Tiga dari lima nama tersebut ternyata merupakan tersangka, yakni Budi Sylvana, Satrio Wibowo, dan Ahmad Taufik. Budi Sylvana, seorang Pegawai Negeri Sipil (PNS), pernah menjabat sebagai Kepala Pusat Kesehatan Haji Kemenkes. Walaupun Ali Fikri tidak bersedia mengungkapkan identitas lima orang yang dicegah untuk bepergian ke luar negeri, informasi yang dikumpulkan mengindikasikan bahwa inisial BS (PNS), H (PNS), SW (swasta), AT (swasta), dan AIY (advokat) terlibat dalam kasus ini.

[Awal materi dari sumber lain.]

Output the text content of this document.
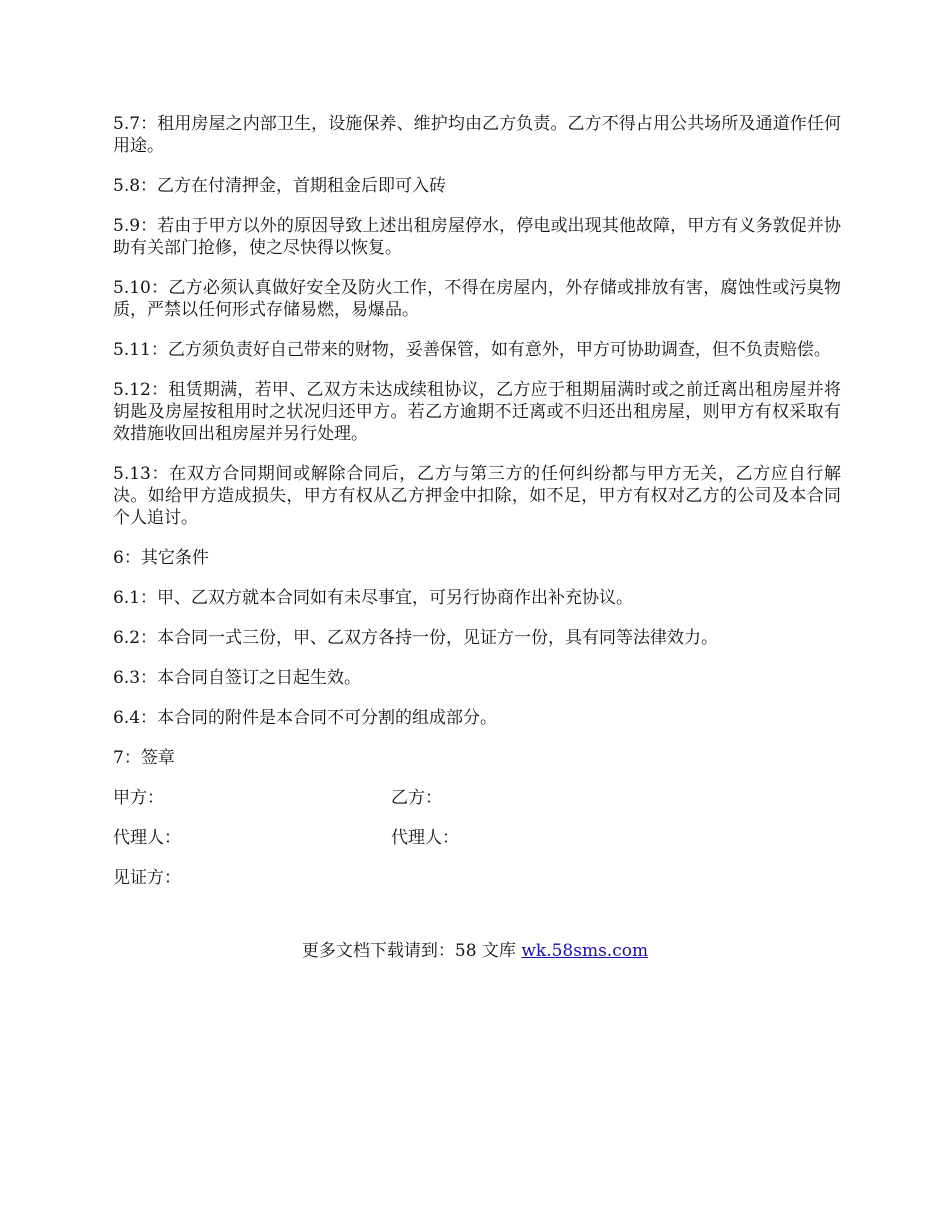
5.7：租用房屋之内部卫生，设施保养、维护均由乙方负责。乙方不得占用公共场所及通道作任何用途。

5.8：乙方在付清押金，首期租金后即可入砖

5.9：若由于甲方以外的原因导致上述出租房屋停水，停电或出现其他故障，甲方有义务敦促并协助有关部门抢修，使之尽快得以恢复。

5.10：乙方必须认真做好安全及防火工作，不得在房屋内，外存储或排放有害，腐蚀性或污臭物质，严禁以任何形式存储易燃，易爆品。

5.11：乙方须负责好自己带来的财物，妥善保管，如有意外，甲方可协助调查，但不负责赔偿。

5.12：租赁期满，若甲、乙双方未达成续租协议，乙方应于租期届满时或之前迁离出租房屋并将钥匙及房屋按租用时之状况归还甲方。若乙方逾期不迁离或不归还出租房屋，则甲方有权采取有效措施收回出租房屋并另行处理。

5.13：在双方合同期间或解除合同后，乙方与第三方的任何纠纷都与甲方无关，乙方应自行解决。如给甲方造成损失，甲方有权从乙方押金中扣除，如不足，甲方有权对乙方的公司及本合同个人追讨。

6：其它条件

6.1：甲、乙双方就本合同如有未尽事宜，可另行协商作出补充协议。

6.2：本合同一式三份，甲、乙双方各持一份，见证方一份，具有同等法律效力。

6.3：本合同自签订之日起生效。

6.4：本合同的附件是本合同不可分割的组成部分。

7：签章

甲方：	乙方：
代理人：	代理人：
见证方：
更多文档下载请到：58 文库 wk.58sms.com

Ali Fikri juga mengulas mengenai nilai proyek pengadaan Alat Pelindung Diri (APD) yang mencapai angka Rp3,3 triliun untuk lima set APD. Hasil penyidikan awal dari KPK menunjukkan adanya kerugian negara dari kasus ini, yang sementara ini diperkirakan mencapai ratusan miliar rupiah.
Kementerian Kesehatan (Kemenkes), melalui Kepala Biro Komunikasi dan Pelayanan Masyarakat Siti Nadia Tarmizi, menyatakan bahwa kasus ini terjadi sebelum kepemimpinan Menteri Kesehatan Budi Gunadi Sadikin (BGS). Kemenkes menunggu kelanjutan penyidikan dari KPK dan menegaskan akan mengikuti proses hukum yang berjalan.

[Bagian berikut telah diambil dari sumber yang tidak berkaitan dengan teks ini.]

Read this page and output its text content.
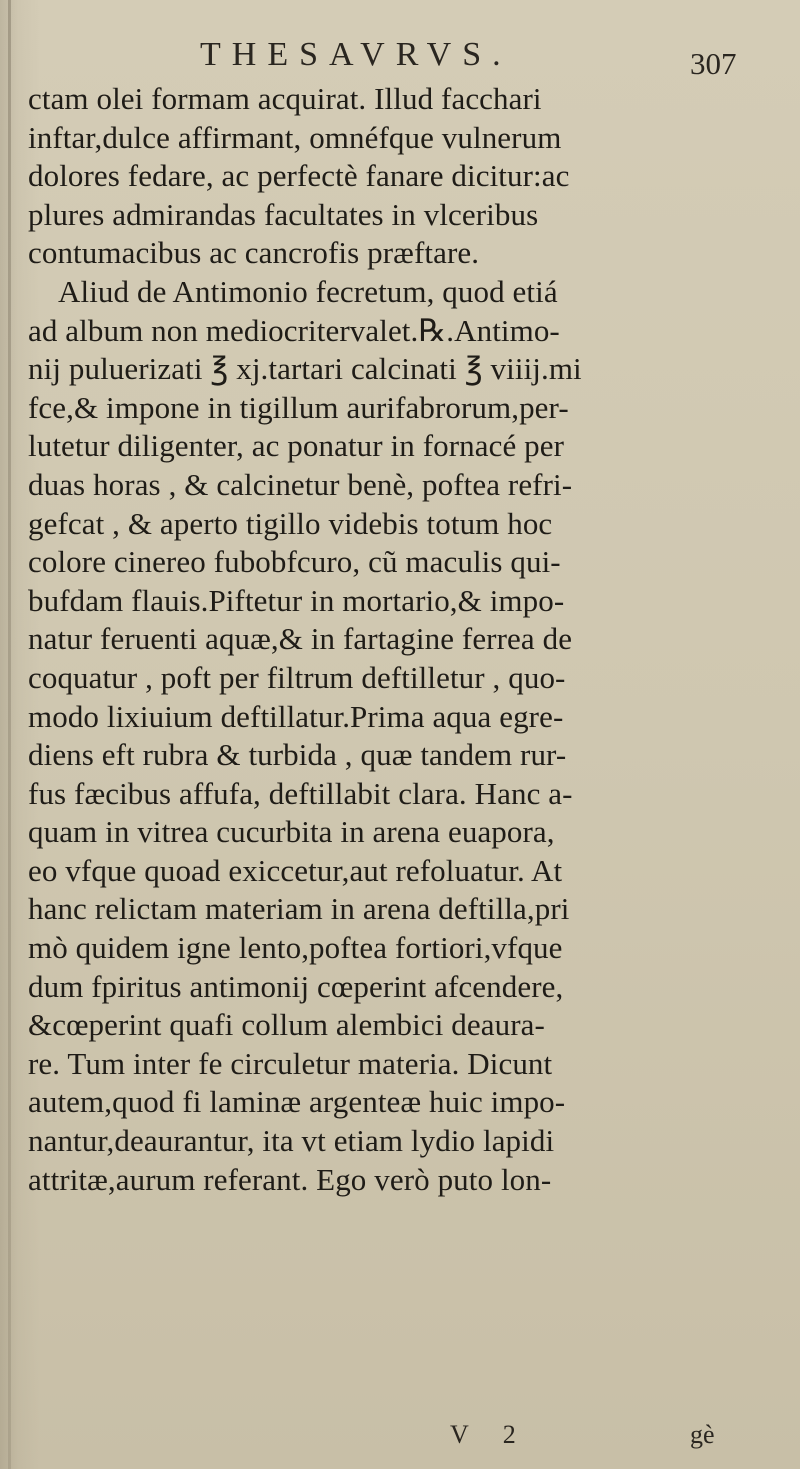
THESAVRVS.	307
ctam olei formam acquirat. Illud facchari
inftar,dulce affirmant, omnéfque vulnerum
dolores fedare, ac perfectè fanare dicitur:ac
plures admirandas facultates in vlceribus
contumacibus ac cancrofis præftare.
Aliud de Antimonio fecretum, quod etiá
ad album non mediocritervalet.℞.Antimo-
nij puluerizati ℥ xj.tartari calcinati ℥ viiij.mi
fce,& impone in tigillum aurifabrorum,per-
lutetur diligenter, ac ponatur in fornacé per
duas horas , & calcinetur benè, poftea refri-
gefcat , & aperto tigillo videbis totum hoc
colore cinereo fubobfcuro, cũ maculis qui-
bufdam flauis.Piftetur in mortario,& impo-
natur feruenti aquæ,& in fartagine ferrea de
coquatur , poft per filtrum deftilletur , quo-
modo lixiuium deftillatur.Prima aqua egre-
diens eft rubra & turbida , quæ tandem rur-
fus fæcibus affufa, deftillabit clara. Hanc a-
quam in vitrea cucurbita in arena euapora,
eo vfque quoad exiccetur,aut refoluatur. At
hanc relictam materiam in arena deftilla,pri
mò quidem igne lento,poftea fortiori,vfque
dum fpiritus antimonij cœperint afcendere,
&cœperint quafi collum alembici deaura-
re. Tum inter fe circuletur materia. Dicunt
autem,quod fi laminæ argenteæ huic impo-
nantur,deaurantur, ita vt etiam lydio lapidi
attritæ,aurum referant. Ego verò puto lon-
V 2	gè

Dengan demikian, perkembangan kasus korupsi APD Covid 19 akan terus menjadi sorotan masyarakat dan lembaga anti-korupsi. Transparansi dan akuntabilitas menjadi kunci dalam menangani kasus korupsi yang merugikan keuangan negara ini. Semua pihak diharapkan dapat bekerja sama untuk memastikan keadilan dan penegakan hukum.